Une Encyclique originale
Du 30 novembre au 11 décembre 2015 se tiendra à Paris une « Conférence mondiale sur le climat ». Dans ce cadre, le monde entier est invité à lire l’Encyclique du Pape François.
Cette lettre a une première particularité : son titre n’est pas en latin mais emprunté à François d’Assise et à ce beau poème qui chante, dans une langue vernaculaire - l’italien - la création de Dieu : « Loué sois-tu Mon Seigneur… Laudato si ! » Ce changement est peut-être symbolique. Naguère Albert Camus, faisant allusion au comportement de Pie XII pendant la barbarie nazie, dénonçait « le langage des Encycliques qui n’est point clair ». Sans doute le Pape François veut-il changer de style. Toujours est-il que son texte n’a rien d’obscur. Il sait trouver les mots pour éclairer, argumenter et mobiliser.
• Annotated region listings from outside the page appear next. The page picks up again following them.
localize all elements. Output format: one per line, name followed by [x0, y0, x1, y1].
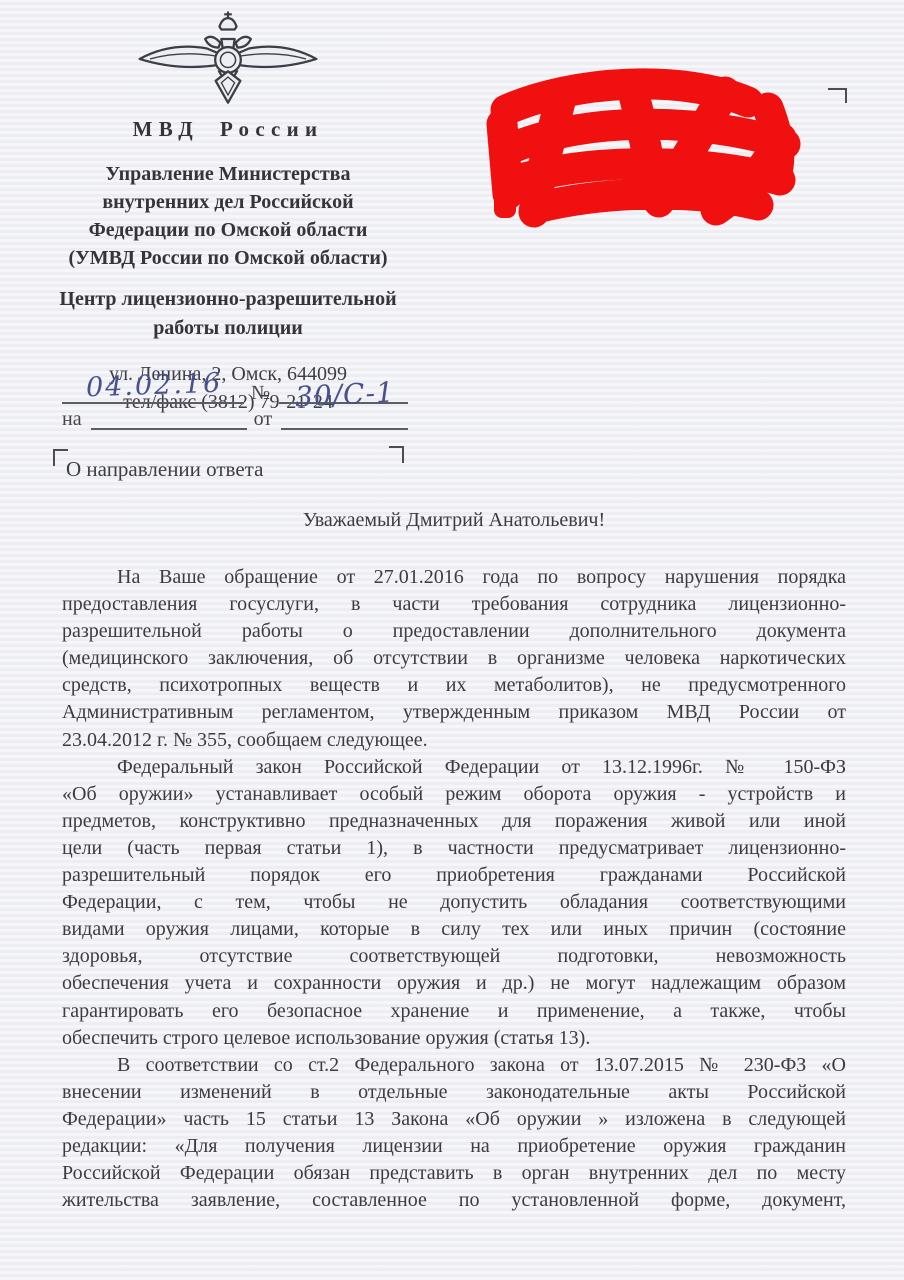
red-redaction-scribble	[482, 64, 808, 232]
body-line: На Ваше обращение от 27.01.2016 года по …	[62, 564, 846, 591]
scanned-letter-page: МВД России Управление Министерства внутр…	[0, 0, 904, 1280]
org-line: Федерации по Омской области	[52, 216, 404, 244]
letter-body: Уважаемый Дмитрий Анатольевич! На Ваше о…	[62, 507, 846, 1214]
corner-mark-subject-right-icon	[389, 446, 404, 463]
body-line: (медицинского заключения, об отсутствии …	[62, 645, 846, 672]
body-line: Российской Федерации обязан представить …	[62, 1160, 846, 1187]
reference-block: 04.02.16 № 30/С-1 на от	[62, 367, 408, 430]
ot-label: от	[247, 408, 281, 430]
body-line: обеспечить строго целевое использование …	[62, 1025, 846, 1052]
body-line: внесении изменений в отдельные законодат…	[62, 1079, 846, 1106]
body-line: «Об оружии» устанавливает особый режим о…	[62, 781, 846, 808]
body-line: Административным регламентом, утвержденн…	[62, 699, 846, 726]
letterhead: МВД России Управление Министерства внутр…	[52, 10, 404, 416]
body-line: Федеральный закон Российской Федерации о…	[62, 754, 846, 781]
body-line: В соответствии со ст.2 Федерального зако…	[62, 1052, 846, 1079]
department-name: Центр лицензионно-разрешительной работы …	[52, 285, 404, 343]
subject-line: О направлении ответа	[66, 457, 263, 482]
org-name-short: МВД России	[52, 117, 404, 142]
letter-paragraphs: На Ваше обращение от 27.01.2016 года по …	[62, 564, 846, 1214]
na-label: на	[62, 408, 91, 430]
body-line: цели (часть первая статьи 1), в частност…	[62, 835, 846, 862]
body-line: видами оружия лицами, которые в силу тех…	[62, 916, 846, 943]
date-number-row: 04.02.16 № 30/С-1	[62, 367, 408, 404]
dept-line: Центр лицензионно-разрешительной	[52, 285, 404, 314]
body-line: редакции: «Для получения лицензии на при…	[62, 1133, 846, 1160]
dept-line: работы полиции	[52, 314, 404, 343]
body-line: средств, психотропных веществ и их метаб…	[62, 672, 846, 699]
body-line: предоставления госуслуги, в части требов…	[62, 591, 846, 618]
body-line: Федерации, с тем, чтобы не допустить обл…	[62, 889, 846, 916]
mvd-double-headed-eagle-emblem-icon	[133, 10, 323, 111]
org-line: Управление Министерства	[52, 160, 404, 188]
body-line: 23.04.2012 г. № 355, сообщаем следующее.	[62, 727, 846, 754]
date-field: 04.02.16	[62, 365, 244, 404]
org-line: внутренних дел Российской	[52, 188, 404, 216]
org-line: (УМВД России по Омской области)	[52, 244, 404, 272]
salutation: Уважаемый Дмитрий Анатольевич!	[62, 507, 846, 534]
reply-to-row: на от	[62, 404, 408, 430]
corner-mark-top-right-icon	[828, 88, 847, 103]
body-line: обеспечения учета и сохранности оружия и…	[62, 970, 846, 997]
body-line: Федерации» часть 15 статьи 13 Закона «Об…	[62, 1106, 846, 1133]
body-line: разрешительной работы о предоставлении д…	[62, 618, 846, 645]
body-line: жительства заявление, составленное по ус…	[62, 1187, 846, 1214]
org-name-full: Управление Министерства внутренних дел Р…	[52, 160, 404, 272]
reply-to-date-field	[281, 402, 408, 430]
body-line: гарантировать его безопасное хранение и …	[62, 998, 846, 1025]
body-line: здоровья, отсутствие соответствующей под…	[62, 943, 846, 970]
number-sign-label: №	[244, 382, 279, 404]
handwritten-date: 04.02.16	[86, 368, 223, 404]
body-line: предметов, конструктивно предназначенных…	[62, 808, 846, 835]
outgoing-number-field: 30/С-1	[279, 365, 408, 404]
reply-to-number-field	[91, 402, 247, 430]
body-line: разрешительный порядок его приобретения …	[62, 862, 846, 889]
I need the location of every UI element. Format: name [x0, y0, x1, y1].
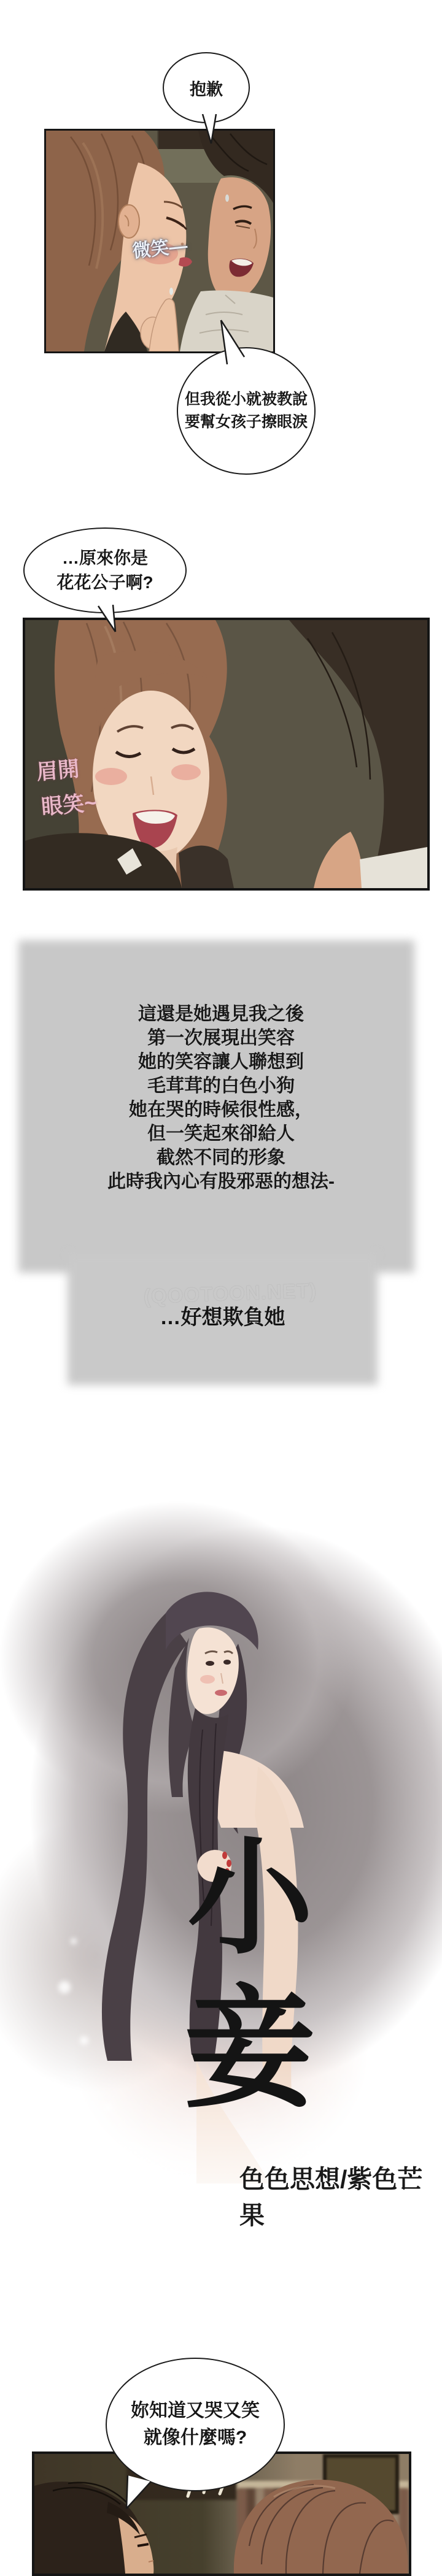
sfx-beaming-1: 眉開 — [35, 752, 80, 786]
woman-head-back — [234, 2480, 408, 2574]
sparkle-dot — [58, 1981, 71, 1993]
title-char-small: 小 — [187, 1837, 304, 1975]
speech-bubble-playboy: …原來你是 花花公子啊? — [23, 527, 187, 613]
blush — [200, 1675, 215, 1684]
blush — [171, 764, 201, 780]
bubble-tail — [216, 316, 246, 366]
title-char-concubine: 妾 — [184, 1984, 307, 2137]
bubble-line: 妳知道又哭又笑 — [131, 2398, 260, 2425]
bubble-line: 花花公子啊? — [56, 570, 153, 595]
narration-line: 此時我內心有股邪惡的想法- — [25, 1170, 417, 1194]
sweat-drop — [169, 288, 173, 295]
sweat-drop — [225, 194, 229, 202]
title-credit: 色色思想/紫色芒果 — [239, 2159, 436, 2231]
bubble-line: 就像什麼嗎? — [144, 2425, 247, 2451]
narration-text-1: 這還是她遇見我之後 第一次展現出笑容 她的笑容讓人聯想到 毛茸茸的白色小狗 她在… — [25, 1002, 417, 1194]
eye — [223, 1660, 231, 1665]
narration-line: 這還是她遇見我之後 — [25, 1002, 417, 1026]
bubble-line: 要幫女孩子擦眼淚 — [185, 411, 308, 434]
bubble-tail — [122, 2474, 153, 2510]
narration-line: 截然不同的形象 — [25, 1146, 417, 1170]
narration-line: 毛茸茸的白色小狗 — [25, 1074, 417, 1098]
narration-line: 第一次展現出笑容 — [25, 1026, 417, 1050]
webtoon-page: 抱歉 — [0, 0, 442, 2576]
speech-bubble-taught: 但我從小就被教說 要幫女孩子擦眼淚 — [177, 347, 316, 475]
speech-bubble-cry-laugh: 妳知道又哭又笑 就像什麼嗎? — [106, 2358, 285, 2491]
bubble-text: 抱歉 — [190, 76, 223, 100]
narration-line: 她的笑容讓人聯想到 — [25, 1050, 417, 1074]
narration-line: 她在哭的時候很性感， — [25, 1098, 417, 1122]
sparkle-dot — [71, 1938, 77, 1944]
bubble-tail — [96, 605, 120, 633]
sfx-beaming-2: 眼笑~ — [40, 786, 98, 821]
narration-text-2: …好想欺負她 — [68, 1300, 378, 1330]
narration-line: 但一笑起來卻給人 — [25, 1122, 417, 1146]
sparkle-dot — [80, 2036, 88, 2045]
bubble-tail — [201, 114, 217, 145]
bubble-line: 但我從小就被教說 — [185, 388, 308, 411]
blush — [95, 768, 127, 785]
lips — [215, 1690, 227, 1696]
comic-panel-2: 眉開 眼笑~ — [23, 618, 430, 891]
panel2-art — [25, 620, 427, 888]
speech-bubble-sorry: 抱歉 — [163, 52, 250, 123]
bubble-line: …原來你是 — [62, 546, 148, 570]
eye — [206, 1661, 214, 1666]
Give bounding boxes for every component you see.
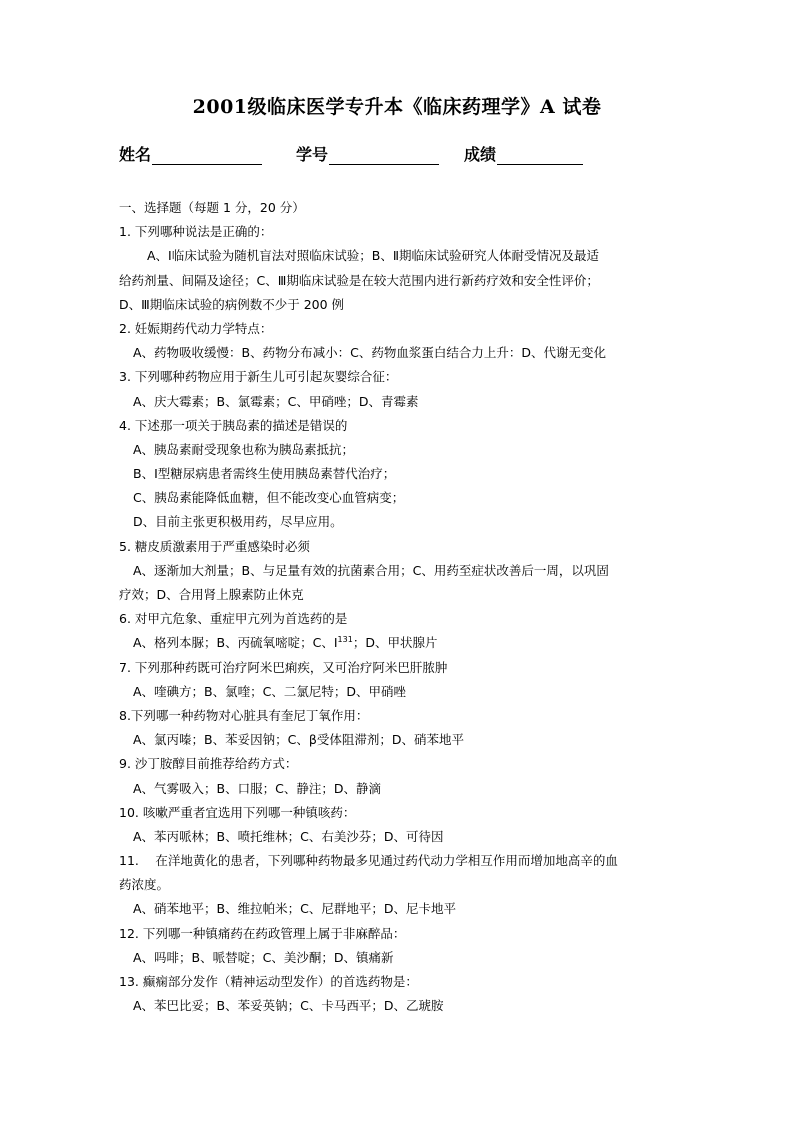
score-field: 成绩 (464, 142, 583, 165)
name-blank[interactable] (152, 148, 262, 165)
question-11-stem-line-1: 11. 在洋地黄化的患者，下列哪种药物最多见通过药代动力学相互作用而增加地高辛的… (119, 849, 675, 873)
question-7-stem: 7. 下列那种药既可治疗阿米巴痢疾，又可治疗阿米巴肝脓肿 (119, 656, 675, 680)
exam-title: 2001级临床医学专升本《临床药理学》A 试卷 (0, 92, 794, 119)
question-2-options: A、药物吸收缓慢：B、药物分布减小：C、药物血浆蛋白结合力上升：D、代谢无变化 (119, 341, 675, 365)
score-blank[interactable] (497, 148, 583, 165)
question-6-options-tail: ；D、甲状腺片 (353, 635, 438, 650)
exam-content: 一、选择题（每题 1 分，20 分） 1. 下列哪种说法是正确的： A、Ⅰ临床试… (119, 196, 675, 1018)
question-4-stem: 4. 下述那一项关于胰岛素的描述是错误的 (119, 414, 675, 438)
question-4-option-d: D、目前主张更积极用药，尽早应用。 (119, 510, 675, 534)
question-12-options: A、吗啡；B、哌替啶；C、美沙酮；D、镇痛新 (119, 946, 675, 970)
question-6-options-head: A、格列本脲；B、丙硫氧嘧啶；C、I (133, 635, 338, 650)
name-field: 姓名 (119, 142, 262, 165)
question-11-options: A、硝苯地平；B、维拉帕米；C、尼群地平；D、尼卡地平 (119, 897, 675, 921)
student-id-label: 学号 (296, 142, 328, 165)
question-9-options: A、气雾吸入；B、口服；C、静注；D、静滴 (119, 777, 675, 801)
question-3-stem: 3. 下列哪种药物应用于新生儿可引起灰婴综合征： (119, 365, 675, 389)
student-id-field: 学号 (296, 142, 439, 165)
question-8-stem: 8.下列哪一种药物对心脏具有奎尼丁氧作用： (119, 704, 675, 728)
exam-page: 2001级临床医学专升本《临床药理学》A 试卷 姓名 学号 成绩 一、选择题（每… (0, 0, 794, 1123)
name-label: 姓名 (119, 142, 151, 165)
question-1-options-line-2: 给药剂量、间隔及途径；C、Ⅲ期临床试验是在较大范围内进行新药疗效和安全性评价； (119, 269, 675, 293)
question-13-stem: 13. 癫痫部分发作（精神运动型发作）的首选药物是： (119, 970, 675, 994)
question-5-options-line-1: A、逐渐加大剂量；B、与足量有效的抗菌素合用；C、用药至症状改善后一周，以巩固 (119, 559, 675, 583)
question-10-stem: 10. 咳嗽严重者宜选用下列哪一种镇咳药： (119, 801, 675, 825)
question-6-options: A、格列本脲；B、丙硫氧嘧啶；C、I131；D、甲状腺片 (119, 631, 675, 655)
question-6-stem: 6. 对甲亢危象、重症甲亢列为首选药的是 (119, 607, 675, 631)
question-4-option-c: C、胰岛素能降低血糖，但不能改变心血管病变； (119, 486, 675, 510)
question-1-options-line-1: A、Ⅰ临床试验为随机盲法对照临床试验；B、Ⅱ期临床试验研究人体耐受情况及最适 (119, 244, 675, 268)
question-4-option-a: A、胰岛素耐受现象也称为胰岛素抵抗； (119, 438, 675, 462)
question-13-options: A、苯巴比妥；B、苯妥英钠；C、卡马西平；D、乙琥胺 (119, 994, 675, 1018)
section-heading: 一、选择题（每题 1 分，20 分） (119, 196, 675, 220)
question-2-stem: 2. 妊娠期药代动力学特点： (119, 317, 675, 341)
question-5-options-line-2: 疗效；D、合用肾上腺素防止休克 (119, 583, 675, 607)
score-label: 成绩 (464, 142, 496, 165)
question-1-stem: 1. 下列哪种说法是正确的： (119, 220, 675, 244)
iodine-isotope-superscript: 131 (338, 635, 353, 644)
question-4-option-b: B、Ⅰ型糖尿病患者需终生使用胰岛素替代治疗； (119, 462, 675, 486)
question-12-stem: 12. 下列哪一种镇痛药在药政管理上属于非麻醉品： (119, 922, 675, 946)
question-9-stem: 9. 沙丁胺醇目前推荐给药方式： (119, 752, 675, 776)
question-3-options: A、庆大霉素；B、氯霉素；C、甲硝唑；D、青霉素 (119, 390, 675, 414)
question-7-options: A、喹碘方；B、氯喹；C、二氯尼特；D、甲硝唑 (119, 680, 675, 704)
question-11-stem-line-2: 药浓度。 (119, 873, 675, 897)
question-10-options: A、苯丙哌林；B、喷托维林；C、右美沙芬；D、可待因 (119, 825, 675, 849)
question-1-options-line-3: D、Ⅲ期临床试验的病例数不少于 200 例 (119, 293, 675, 317)
student-id-blank[interactable] (329, 148, 439, 165)
question-8-options: A、氯丙嗪；B、苯妥因钠；C、β受体阻滞剂；D、硝苯地平 (119, 728, 675, 752)
question-5-stem: 5. 糖皮质激素用于严重感染时必须 (119, 535, 675, 559)
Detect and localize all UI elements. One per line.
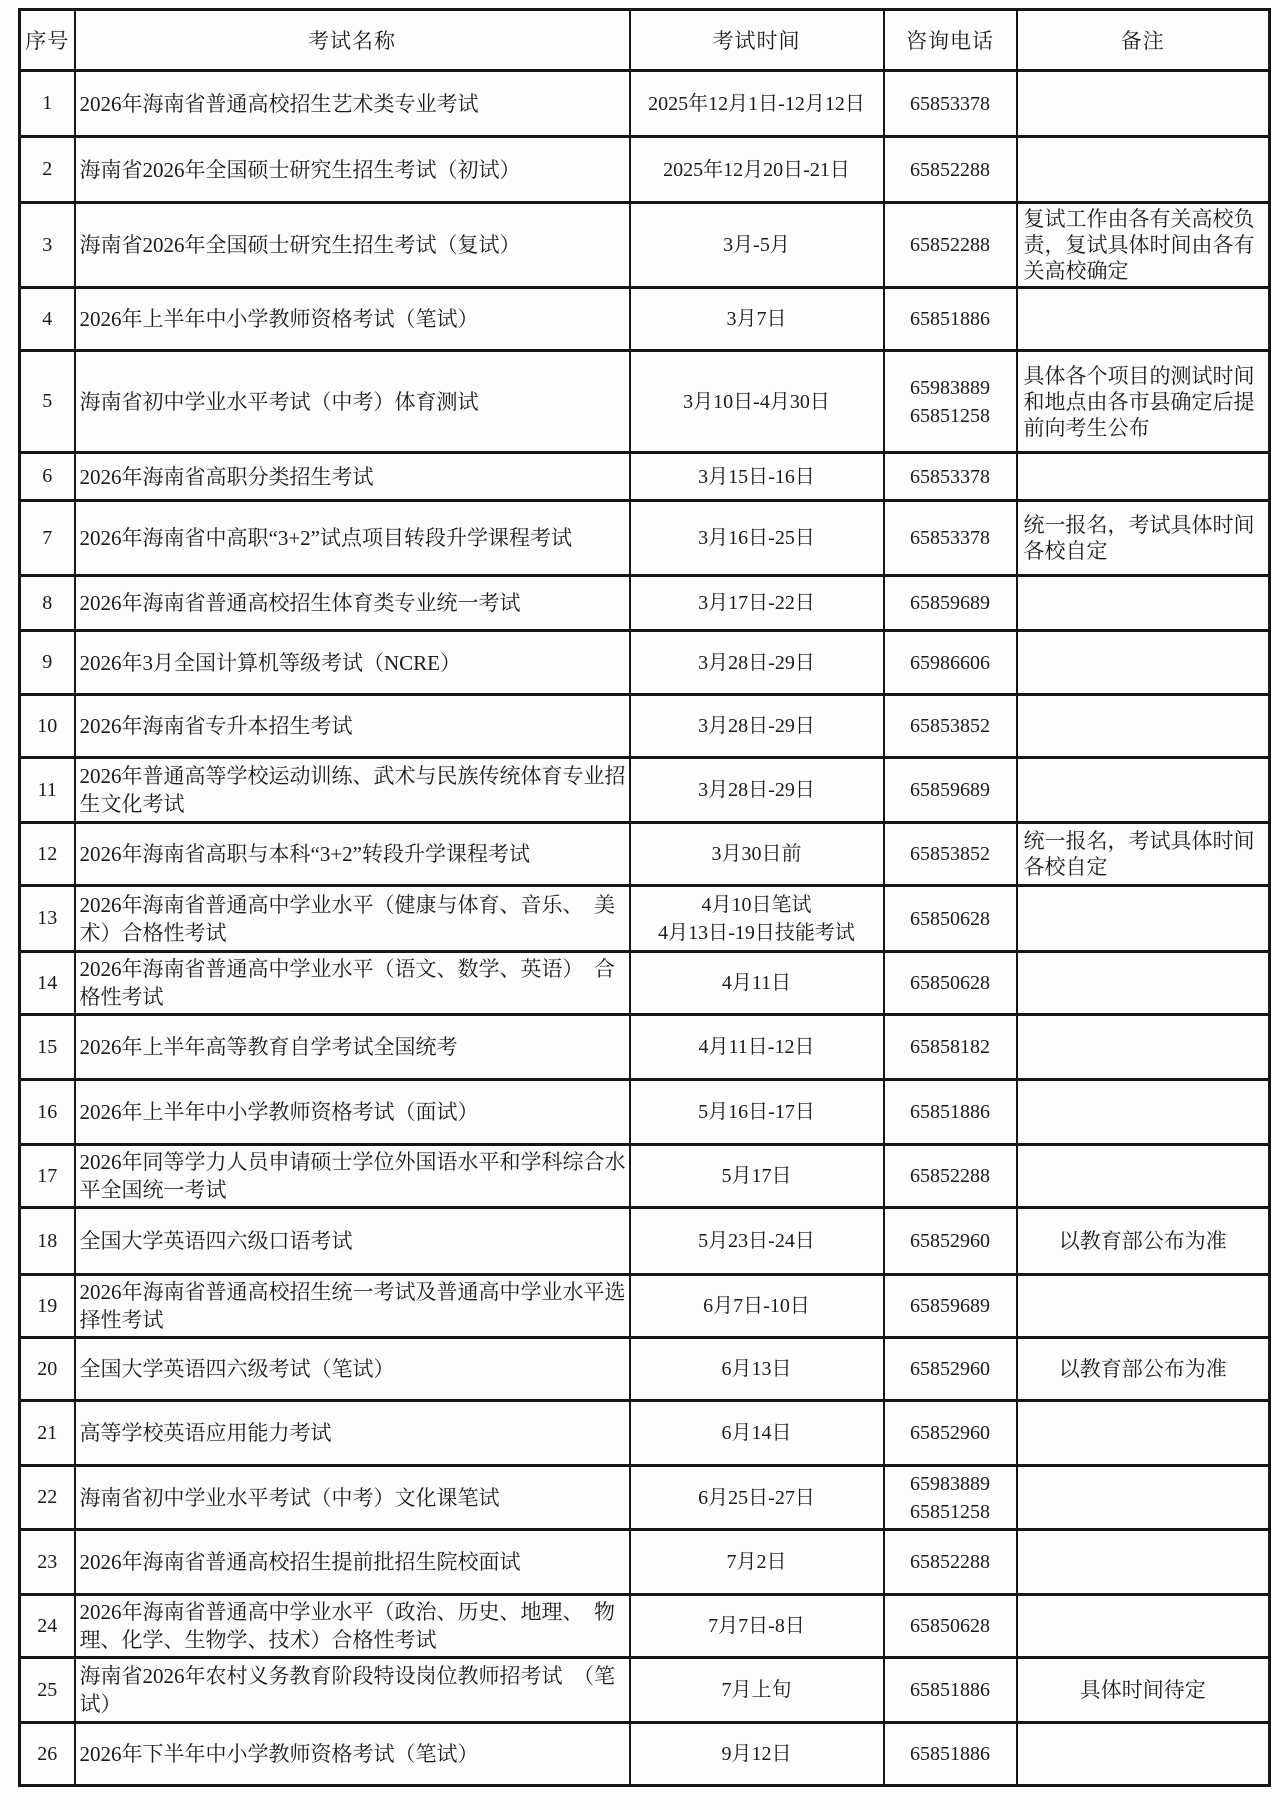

Une deuxième particularité frappe les chrétiens d’un certain âge. Ils se rappellent les discours enthousiastes suscités par les livres de Teilhard de Chardin. Une force interne et christique anime la transformation du cosmos. La communication des esprits s’avère être l’entrée dans une ère nouvelle qui conduit la création jusqu’à son sommet, le Christ, qui est à la fois le moteur de la transformation et son aboutissement. Etait-ce l’illusion des Trente glorieuses ? Aujourd’hui, le regard sur le cosmos entraîne une peur justifiée : « Les prévisions catastrophiques ne peuvent plus êtres considérées avec mépris et ironie. »
D’un siècle à l’autre, l’espérance chrétienne a-t-elle changé ?
Une vision scientifique : l’interdépendance de tous les êtres
Contrairement à Teilhard de Chardin, le Pape François n’est pas un scientifique mais il sait entendre le discours des savants et s’en faire l’écho. « Dioxyde de carbone, méthane, oxyde de nitrogène » : l’usage de ces termes suppose, de sa part, une étude minutieuse. Le fonctionnement de ces gaz dans le dérèglement climatique est compris et expliqué. Ils créent une couche empêchant que les rayons du soleil réfléchis par la terre ne se dispersent dans l’atmosphère. A la source de ce cycle infernal, l’action de l’homme utilisant des énergies fossiles.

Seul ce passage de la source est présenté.